Да где же тропинка? Он остановился. Перед ним была глубокая речка. Темная, осенняя вода казалась густой и тяжелой. Он никогда не бывал здесь, неужели заблудился? Где же село? Вугар поднял голову, надеясь по солнцу определить направление, но солнце уже опустилось за лес, его косые лучи, дробясь, падали сквозь ветки на землю и слепили глаза. Стаи птиц, неизвестно откуда появившиеся, вспархивали с деревьев, птиц становилось все больше, щебет и чириканье заполняли лес.
Вугар тревожился, — сейчас наступит тьма и ему не выбраться из леса, а это значит, что он не успеет на вечерний поезд.
Двадцать дней! Он ужаснулся своему легкомыслию. Бросить все дела в таком неопределенном состоянии и беспечно бродить целые дни по лесу, словно ничего не случилось! Да как он мог позволить себе такое? Нет, нет, не позднее сегодняшнего вечера он должен уехать. Порой один день, как говорится, делает погоду. Да что там день, одна минута может оказаться решающей…

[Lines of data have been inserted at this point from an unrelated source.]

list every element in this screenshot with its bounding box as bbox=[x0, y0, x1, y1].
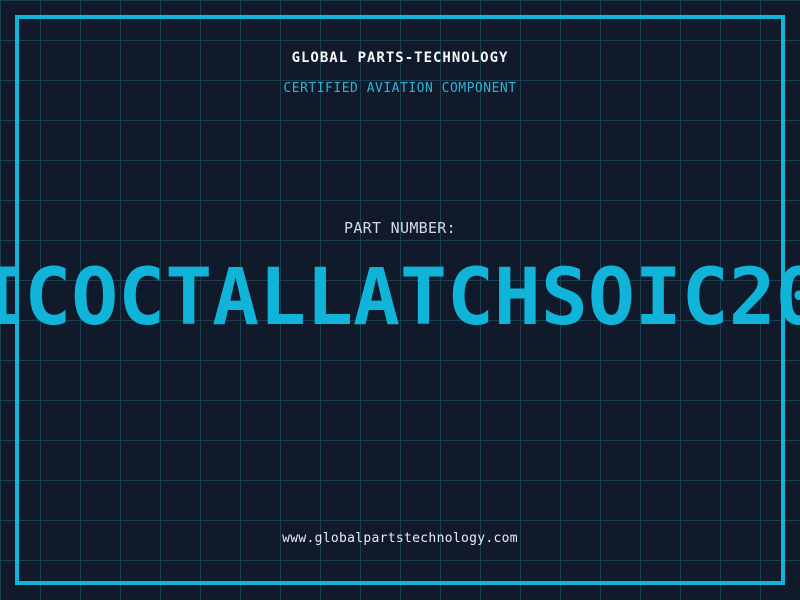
part-number-label: PART NUMBER: bbox=[344, 219, 456, 237]
page-title: GLOBAL PARTS-TECHNOLOGY bbox=[291, 50, 509, 66]
website-url: www.globalpartstechnology.com bbox=[282, 531, 518, 546]
part-number-value: ICOCTALLATCHSOIC20 bbox=[0, 253, 800, 343]
certificate-page: GLOBAL PARTS-TECHNOLOGY CERTIFIED AVIATI… bbox=[0, 0, 800, 600]
page-subtitle: CERTIFIED AVIATION COMPONENT bbox=[283, 81, 517, 96]
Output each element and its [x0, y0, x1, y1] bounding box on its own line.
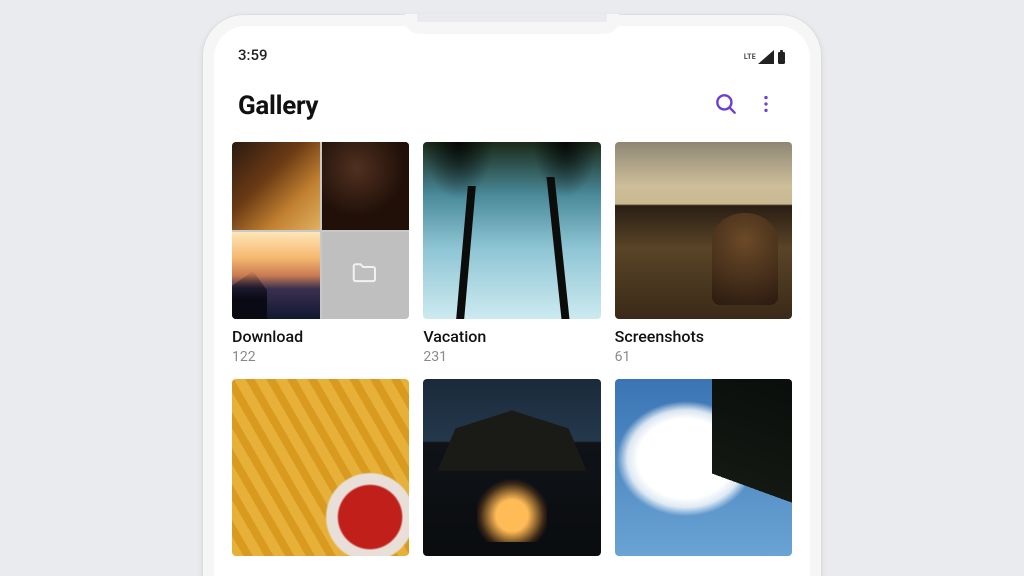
screen: 3:59 LTE Gallery: [214, 26, 810, 576]
album-thumbnail: [423, 142, 600, 319]
album-count: 122: [232, 349, 409, 365]
status-indicators: LTE: [744, 50, 786, 64]
album-name: Screenshots: [615, 327, 792, 346]
signal-icon: [758, 50, 774, 64]
album-thumbnail: [423, 379, 600, 556]
album-thumbnail: [615, 142, 792, 319]
search-icon: [713, 91, 739, 121]
network-type-label: LTE: [744, 53, 756, 61]
page-title: Gallery: [238, 91, 706, 121]
search-button[interactable]: [706, 86, 746, 126]
album-name: Download: [232, 327, 409, 346]
thumb-image: [322, 142, 410, 230]
folder-icon: [350, 258, 380, 292]
thumb-folder-more: [322, 232, 410, 320]
album-item[interactable]: [615, 379, 792, 556]
album-vacation[interactable]: Vacation 231: [423, 142, 600, 365]
album-thumbnail: [232, 142, 409, 319]
album-grid: Download 122 Vacation 231 Screenshots 61: [214, 142, 810, 556]
album-count: 231: [423, 349, 600, 365]
app-header: Gallery: [214, 66, 810, 142]
album-thumbnail: [232, 379, 409, 556]
album-item[interactable]: [423, 379, 600, 556]
album-item[interactable]: [232, 379, 409, 556]
album-count: 61: [615, 349, 792, 365]
phone-notch: [405, 14, 619, 34]
phone-frame: 3:59 LTE Gallery: [202, 14, 822, 576]
status-time: 3:59: [238, 46, 268, 64]
album-thumbnail: [615, 379, 792, 556]
more-options-button[interactable]: [746, 86, 786, 126]
album-download[interactable]: Download 122: [232, 142, 409, 365]
more-vertical-icon: [755, 93, 777, 119]
thumb-image: [232, 142, 320, 230]
thumb-image: [232, 232, 320, 320]
album-name: Vacation: [423, 327, 600, 346]
album-screenshots[interactable]: Screenshots 61: [615, 142, 792, 365]
battery-icon: [777, 50, 786, 64]
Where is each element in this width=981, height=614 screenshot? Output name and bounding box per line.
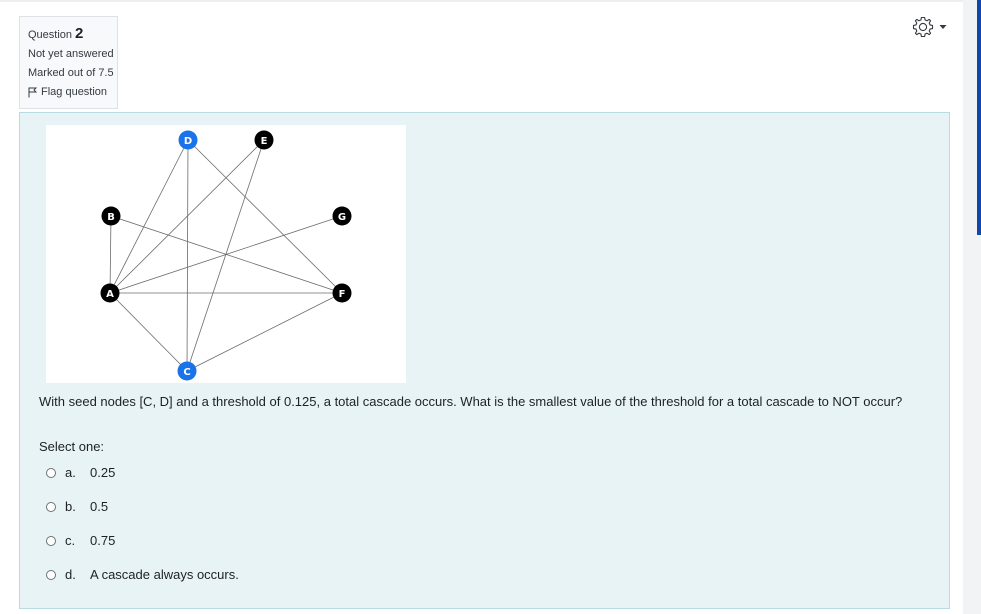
graph-node-G: G [332, 206, 352, 226]
question-mark: Marked out of 7.5 [28, 67, 114, 79]
select-one-prompt: Select one: [39, 439, 105, 454]
radio-a[interactable] [46, 467, 56, 478]
question-state: Not yet answered [28, 48, 114, 60]
graph-node-C: C [177, 361, 197, 381]
graph-svg: D E B G A F C [100, 130, 352, 381]
graph-node-E: E [254, 130, 274, 150]
option-b-letter: b. [65, 499, 76, 514]
graph-edge-A-D [109, 139, 189, 294]
graph-edge-D-F [187, 139, 343, 294]
option-a[interactable]: a. 0.25 [46, 465, 115, 480]
question-number-value: 2 [75, 25, 84, 42]
graph-node-label: E [261, 136, 268, 147]
settings-menu-button[interactable] [911, 14, 951, 40]
option-c[interactable]: c. 0.75 [46, 533, 115, 548]
option-a-letter: a. [65, 465, 76, 480]
graph-node-label: F [339, 289, 346, 300]
graph-node-A: A [100, 283, 120, 303]
gear-icon [912, 16, 934, 38]
question-label: Question [28, 29, 73, 41]
option-b[interactable]: b. 0.5 [46, 499, 108, 514]
question-text: With seed nodes [C, D] and a threshold o… [39, 394, 903, 409]
radio-b[interactable] [46, 501, 56, 512]
question-content: D E B G A F C With seed nodes [C, D] and a thr… [19, 112, 950, 609]
flag-question-button[interactable]: Flag question [28, 86, 117, 98]
page: Question 2 Not yet answered Marked out o… [0, 0, 963, 614]
graph-edge-C-F [186, 292, 343, 372]
option-b-text: 0.5 [90, 499, 109, 514]
graph-node-label: C [183, 367, 190, 378]
option-a-text: 0.25 [90, 465, 116, 480]
right-drawer-accent [977, 0, 981, 235]
graph-edge-A-E [109, 139, 265, 294]
graph-edge-D-C [186, 139, 189, 372]
option-c-text: 0.75 [90, 533, 116, 548]
graph-node-B: B [101, 206, 121, 226]
radio-c[interactable] [46, 535, 56, 546]
graph-node-F: F [332, 283, 352, 303]
graph-node-label: G [338, 212, 346, 223]
top-divider [0, 0, 963, 2]
option-d-text: A cascade always occurs. [90, 567, 239, 582]
caret-down-icon [939, 25, 947, 29]
flag-question-label: Flag question [41, 86, 108, 98]
graph-edge-E-C [186, 139, 265, 372]
question-number: Question 2 [28, 25, 117, 42]
option-d-letter: d. [65, 567, 76, 582]
graph-node-label: A [106, 289, 114, 300]
radio-d[interactable] [46, 569, 56, 580]
option-d[interactable]: d. A cascade always occurs. [46, 567, 239, 582]
graph-node-D: D [178, 130, 198, 150]
graph-node-label: B [107, 212, 115, 223]
question-info-panel: Question 2 Not yet answered Marked out o… [19, 16, 118, 109]
option-c-letter: c. [65, 533, 76, 548]
graph-edge-A-C [109, 292, 188, 372]
graph-figure: D E B G A F C [46, 125, 406, 383]
graph-edge-A-B [109, 215, 112, 294]
flag-icon [28, 87, 37, 97]
graph-node-label: D [184, 136, 192, 147]
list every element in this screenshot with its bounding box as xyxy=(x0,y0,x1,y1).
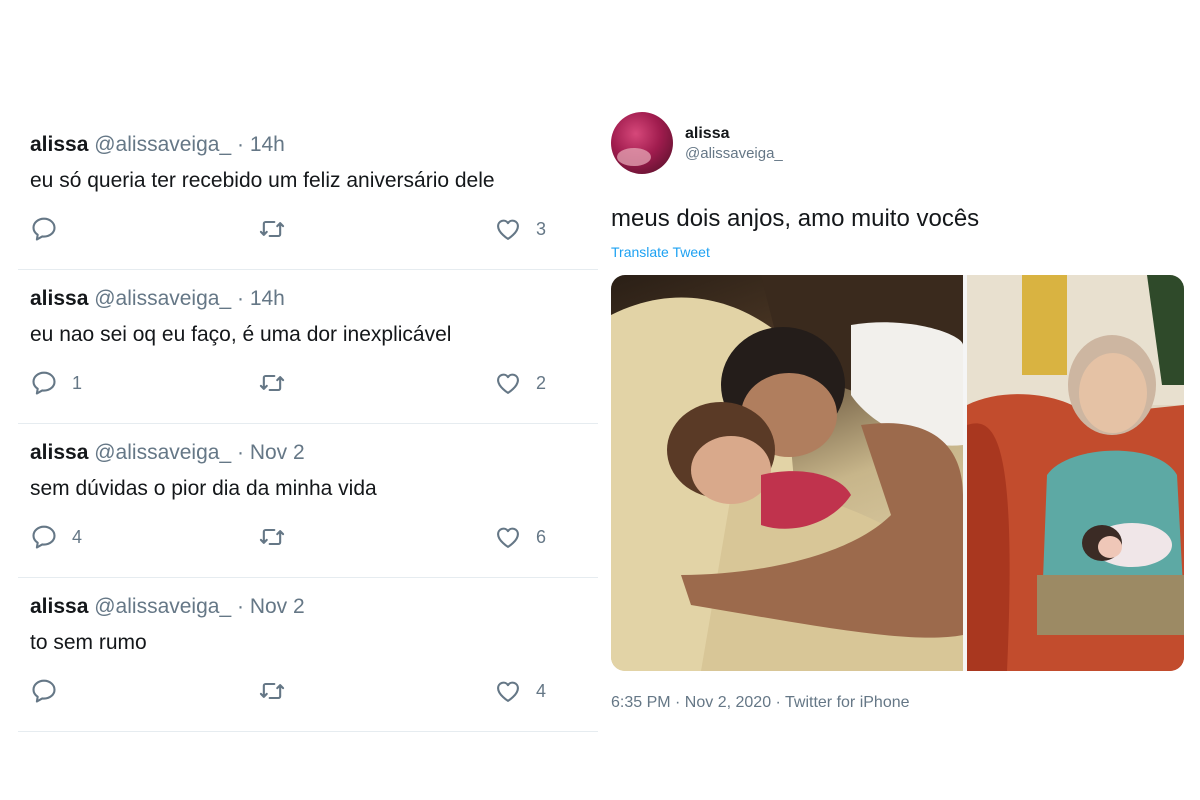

Вугар повернул назад, стараясь идти тем же путем, что пришел сюда, и выбраться на то поле, где он видел чабана. Но сюда он шел, не замечая дороги, а сейчас множество тропинок разбегалось в разные стороны. Какую выбрать? Он попытался разыскать свои собственные следы, и вроде бы ему это удалось, но потом следы вновь исчезли, потерялись. Шорох опавшей листвы под ногами, раньше так успокоительно действовавший на него, теперь раздражал, казалось, именно он и мешает ему выбраться на дорогу, ведущую в село. Злость закипала в душе, его уже ничто не радовало. И терн, и боярышник, и шиповник, словно драгоценные камни, сверкавшие в лучах заходящего солнца, не вызывали у него никаких восторгов. Он воспринимал их лишь как очередное препятствие, — колючие ветки хватали его за одежду и, казалось, звали: «Ну подойти, сорви нас!» А Вугару было не до них, сейчас его занимала лишь одна мысль: быстрее добраться до села.
Наконец, когда он уже отчаялся выйти на дорогу, перед ним вдруг открылась поляна, та самая, где еще недавно паслась отара. Она была пуста. Обрадовавшись, Вугар остановился, отдышался, достал платок и, успокаиваясь, отер пот с лица. Куда девался чабан, что песней своей разбередил его душу? Вугару хотелось подойти к нему, поблагодарить. Но где теперь найдешь его он угнал отару и понес дальше свой протяжные песни… Вугар вгляделся и увидел в противоположном конце поля стадо, медленно двигавшееся в сумерках. Он вышел на дорогу и направился домой, все ускоряя шаги.